Extracts from report by Sudan Vision Daily, Wednesday, 09 February 2011:

France calls for continuation of dialogue post referendum
French President Nicola Sarkozy welcomed announcement of final outcomes of Sudan's referendum, calling on concerned parties to continue dialogue post referendum. French Presidency issued statement congratulating south Sudan citizens on participating in the historic referendum, in addition to congratulating parties to CPA for conducting vote as scheduled. Sarkozy affirmed that France is committed to support all Sudanese parties to pass transitional period peacefully.

AL Welcomes final results
Ambassador Mohammad Monsif from the Arab League (AL) welcomed final outputs announced yesterday. He affirmed that AL is keen on preserving peace and stability in Sudan, adding AL is to participate in resolving post referendum issues. He added that the referendum has been impartial, credible and free according to international standards as AL has participated in observing the vote.

CO lauds Khartoum for recognizing results
Secretary General of Islamic Conference Organization Prof.
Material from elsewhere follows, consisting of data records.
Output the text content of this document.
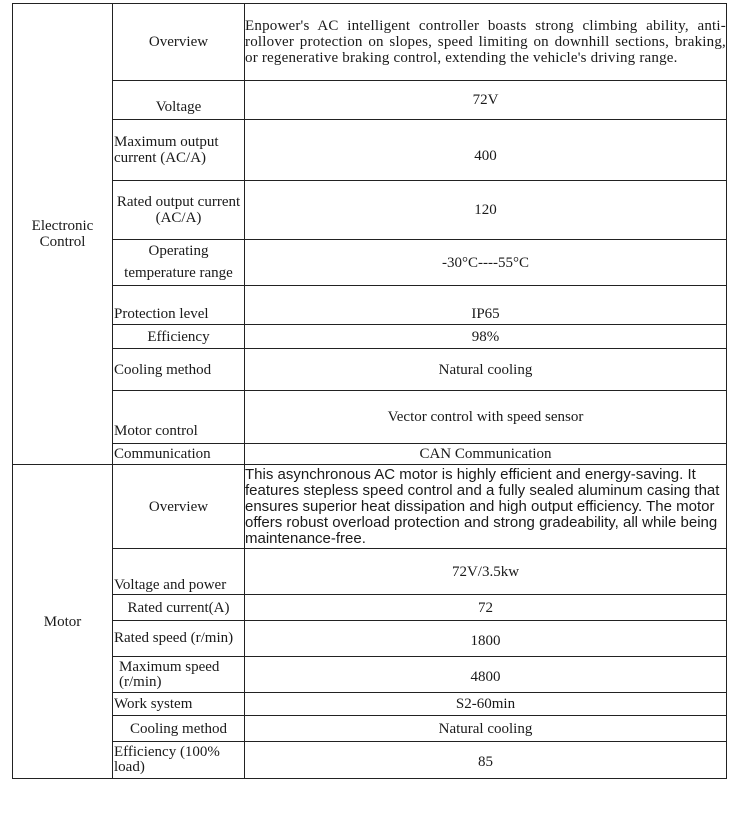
Electronic Control	Overview	Enpower's AC intelligent controller boasts strong climbing ability, anti-rollover protection on slopes, speed limiting on downhill sections, braking, or regenerative braking control, extending the vehicle's driving range.
	Voltage	72V
	Maximum output current (AC/A)	400
	Rated output current (AC/A)	120
	Operating temperature range	-30°C----55°C
	Protection level	IP65
	Efficiency	98%
	Cooling method	Natural cooling
	Motor control	Vector control with speed sensor
	Communication	CAN Communication
Motor	Overview	This asynchronous AC motor is highly efficient and energy-saving. It features stepless speed control and a fully sealed aluminum casing that ensures superior heat dissipation and high output efficiency. The motor offers robust overload protection and strong gradeability, all while being maintenance-free.
	Voltage and power	72V/3.5kw
	Rated current(A)	72
	Rated speed (r/min)	1800
	Maximum speed (r/min)	4800
	Work system	S2-60min
	Cooling method	Natural cooling
	Efficiency (100% load)	85
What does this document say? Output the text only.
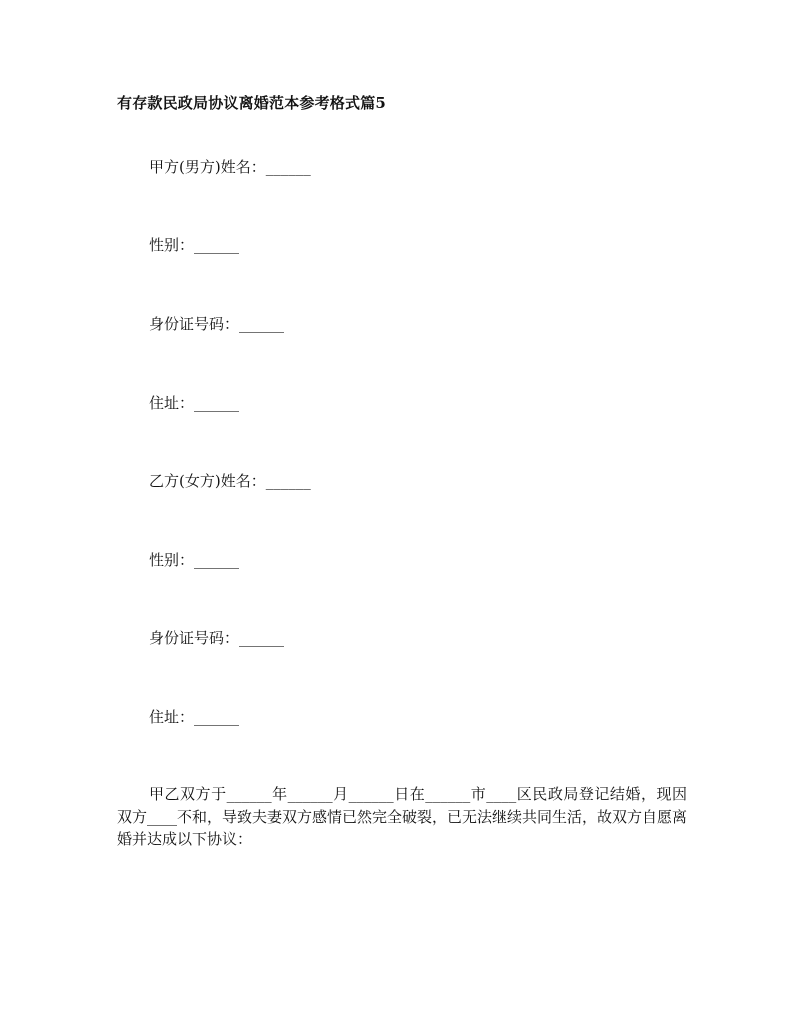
有存款民政局协议离婚范本参考格式篇5
甲方(男方)姓名：______
性别：______
身份证号码：______
住址：______
乙方(女方)姓名：______
性别：______
身份证号码：______
住址：______
甲乙双方于______年______月______日在______市____区民政局登记结婚，现因双方____不和，导致夫妻双方感情已然完全破裂，已无法继续共同生活，故双方自愿离婚并达成以下协议：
Ekmeleddin Ihsanoglu welcomed announcement of final results of referendum, lauding conduction of vote for self-determination under sound environment. He also praised President's acceptance of outcomes, calling different Sudanese parties to reach for final compromise for outstanding issues. He renewed ICO commitment to support Sudanese parties, calling on the international community to fulfill its obligations.
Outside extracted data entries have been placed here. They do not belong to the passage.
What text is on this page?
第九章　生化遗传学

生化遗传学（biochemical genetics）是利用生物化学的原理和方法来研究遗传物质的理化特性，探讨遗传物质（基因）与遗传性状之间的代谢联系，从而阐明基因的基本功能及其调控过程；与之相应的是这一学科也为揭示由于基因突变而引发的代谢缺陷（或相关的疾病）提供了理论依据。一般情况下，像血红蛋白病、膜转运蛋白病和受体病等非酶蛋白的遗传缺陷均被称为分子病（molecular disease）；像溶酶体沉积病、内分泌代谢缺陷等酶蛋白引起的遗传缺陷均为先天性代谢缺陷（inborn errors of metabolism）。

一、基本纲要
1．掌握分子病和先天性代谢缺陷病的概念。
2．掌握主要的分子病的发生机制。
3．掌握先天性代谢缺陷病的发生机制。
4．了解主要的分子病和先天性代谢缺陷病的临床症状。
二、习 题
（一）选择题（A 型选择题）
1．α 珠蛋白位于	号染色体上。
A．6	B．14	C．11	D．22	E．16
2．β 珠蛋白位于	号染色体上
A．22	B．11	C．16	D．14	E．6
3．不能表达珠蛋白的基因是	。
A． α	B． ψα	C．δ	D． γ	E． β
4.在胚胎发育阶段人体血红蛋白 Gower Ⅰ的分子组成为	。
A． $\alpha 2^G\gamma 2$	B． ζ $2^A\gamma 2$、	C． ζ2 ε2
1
Saudi hopes that outcomes will preserve peace
Saudi Cabinet expressed its hope that results of referendum which favored secession overwhelmingly will contribute to preserve sustainable peace allover Sudan. Minister of information Abdel Aziz Khouja said that Saudi Arabia hopes that the relation between south and north will be established on cooperation and good neighborhood.
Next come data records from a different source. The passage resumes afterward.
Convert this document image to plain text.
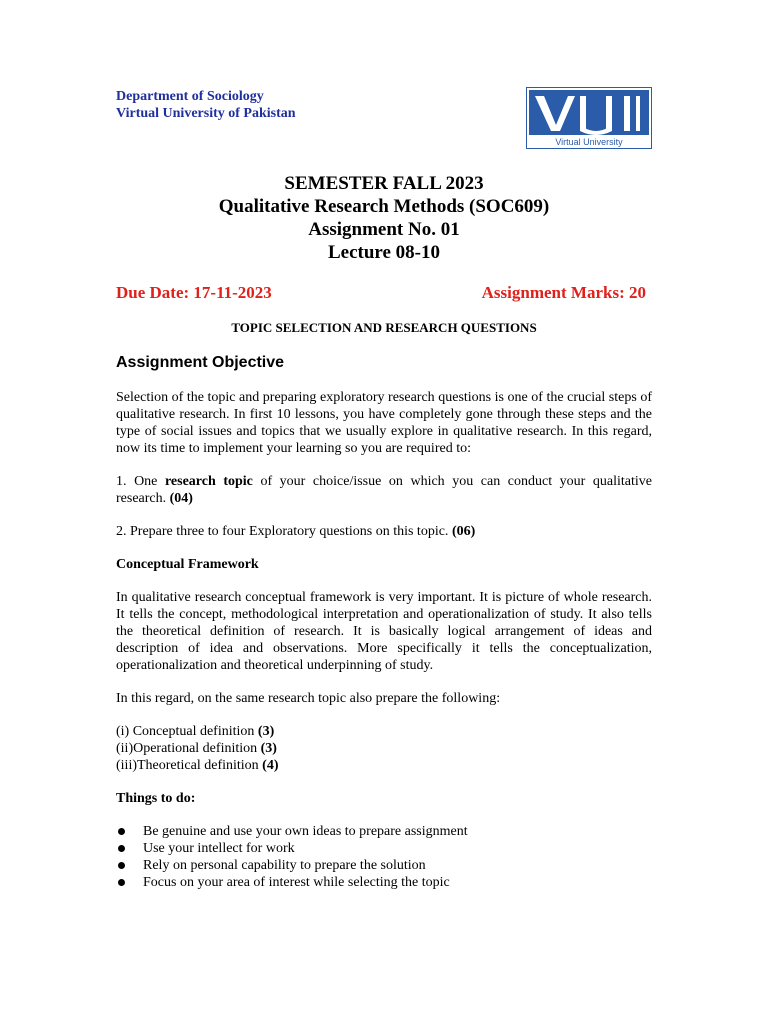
Department of Sociology
Virtual University of Pakistan
Virtual University
SEMESTER FALL 2023
Qualitative Research Methods (SOC609)
Assignment No. 01
Lecture 08-10
Due Date: 17-11-2023	Assignment Marks: 20
TOPIC SELECTION AND RESEARCH QUESTIONS
Assignment Objective

Selection of the topic and preparing exploratory research questions is one of the crucial steps of qualitative research. In first 10 lessons, you have completely gone through these steps and the type of social issues and topics that we usually explore in qualitative research. In this regard, now its time to implement your learning so you are required to:

1. One research topic of your choice/issue on which you can conduct your qualitative research. (04)

2. Prepare three to four Exploratory questions on this topic. (06)

Conceptual Framework

In qualitative research conceptual framework is very important. It is picture of whole research. It tells the concept, methodological interpretation and operationalization of study. It also tells the theoretical definition of research. It is basically logical arrangement of ideas and description of idea and observations. More specifically it tells the conceptualization, operationalization and theoretical underpinning of study.

In this regard, on the same research topic also prepare the following:

(i) Conceptual definition (3)

(ii)Operational definition (3)

(iii)Theoretical definition (4)

Things to do:

Be genuine and use your own ideas to prepare assignment
Use your intellect for work
Rely on personal capability to prepare the solution
Focus on your area of interest while selecting the topic
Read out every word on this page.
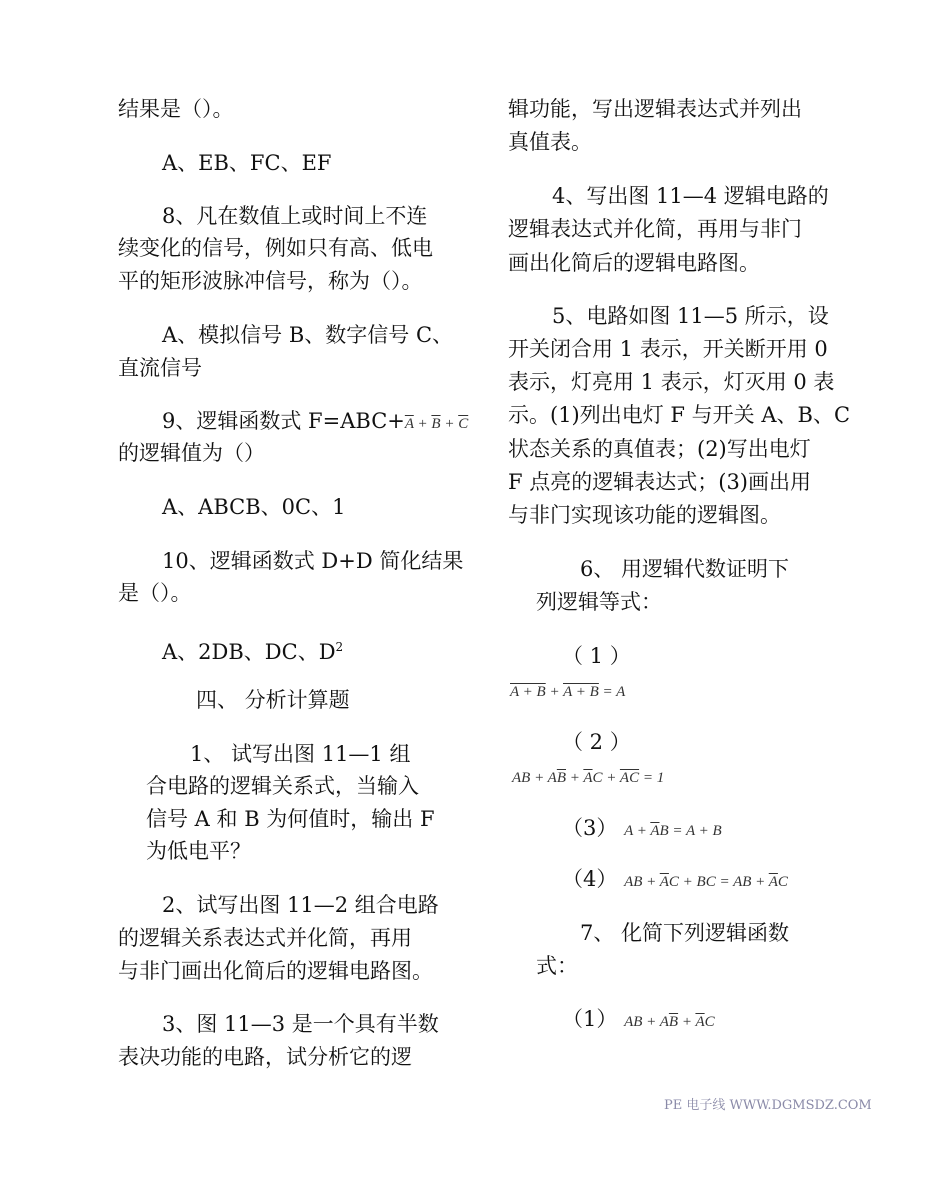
结果是（）。
A、EB、FC、EF
8、凡在数值上或时间上不连
续变化的信号，例如只有高、低电
平的矩形波脉冲信号，称为（）。
A、模拟信号 B、数字信号 C、
直流信号
9、逻辑函数式 $F=ABC+\overline{A} + \overline{B} + \overline{C}$
的逻辑值为（）
A、ABCB、0C、1
10、逻辑函数式 D+D 简化结果
是（）。
A、2DB、DC、$D^2$
四、 分析计算题
1、 试写出图 11—1 组
合电路的逻辑关系式，当输入
信号 A 和 B 为何值时，输出 F
为低电平？
2、试写出图 11—2 组合电路
的逻辑关系表达式并化简，再用
与非门画出化简后的逻辑电路图。
3、图 11—3 是一个具有半数
表决功能的电路，试分析它的逻
辑功能，写出逻辑表达式并列出
真值表。
4、写出图 11—4 逻辑电路的
逻辑表达式并化简，再用与非门
画出化简后的逻辑电路图。
5、电路如图 11—5 所示，设
开关闭合用 1 表示，开关断开用 0
表示，灯亮用 1 表示，灯灭用 0 表
示。(1)列出电灯 F 与开关 A、B、C
状态关系的真值表；(2)写出电灯
F 点亮的逻辑表达式；(3)画出用
与非门实现该功能的逻辑图。
6、 用逻辑代数证明下
列逻辑等式：
（ 1 ）
A + B + A + B = A
（ 2 ）
AB + $A\overline{B} + \overline{A}C + \overline{AC} = 1$
（3） $A + \overline{A}B = A + B$
（4） AB + $\overline{A}C$ + BC = AB + $\overline{A}C$
7、 化简下列逻辑函数
式：
（1） AB + $A\overline{B} + \overline{A}C$
PE 电子线 WWW.DGMSDZ.COM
Germany: outcomes reflect southerners' desire to make their own future
German Minister of Foreign Affairs Westerwelle welcomed announcement of final results, saying in a statement issued yesterday that the outcomes reflect southerners' desire to form their own future. He called on respecting the outcomes in addition to applying them peacefully. He affirmed importance of facilitating process of secession which required resolving of borders demarcation, citizenship, division of natural sources and oil. He added that the German government told the UN and the EU that it is ready to support Sudan in order to preserve security and stability.
[End of excerpts]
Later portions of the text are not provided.